The information available to the NMHH shows that subscribers had so far around 60 per cent of SIM cards verified with the operators in charge of reconciliation, i.e. Telekom, Telenor and Vodafone.
Consequently, on 1 July, operators will have to deactivate prepaid cards for which data is not reconciled. However, notwithstanding all is not lost even after the expiry of the deadline as, in the NMHH’s view, there is no legal impediment for terminated contracts to be concluded again and thereby for phone numbers and balances to be recovered. Both Telekom and Telenor have already announced that they will make this possible; further details will be provided by the operators.
When assessing the situation, it must be acknowledged that there may be a lot of people who deliberately choose not to reconcile the data of their obsolete SIM cards that have been inactive for a long time as they do no longer want to use such cards, as is assumed.

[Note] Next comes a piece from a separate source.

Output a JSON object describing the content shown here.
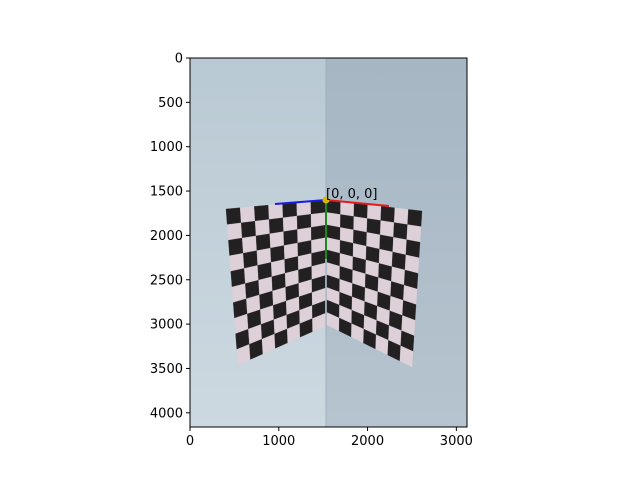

From the date of entry into force of the relevant Act, the NMHH has been continuously monitoring data reconciliation practices of operators and supporting them with legal interpretation. After the expiry of the deadline, the NMHH will verify whether operators have performed data reconciliation as required.
International outlook
Data reconciliation has been introduced in other EU Member States as well. To the NMHH’s knowledge, legislative amendments were proposed, for example, in Belgium and the Netherlands (where it had been previously legal to use anonymous SIM cards) at the end of last year in order to require the compulsory recording of personal details for prepaid subscriptions. This amendment was passed in Belgium; however, in the Netherlands, it was not. In Belgium, the subscribers concerned (owners of 3.4 million prepaid SIM cards) had six months to provide proof of their identity, the deadline for which passed on 7 June 2017. Operators there blocked nearly 12 percent of the cards concerned, i.e. 400,000 SIM cards in total, at the end, but subscribers also have the option to get back their phone numbers and balances if they fulfil their obligation to provide proof of identity.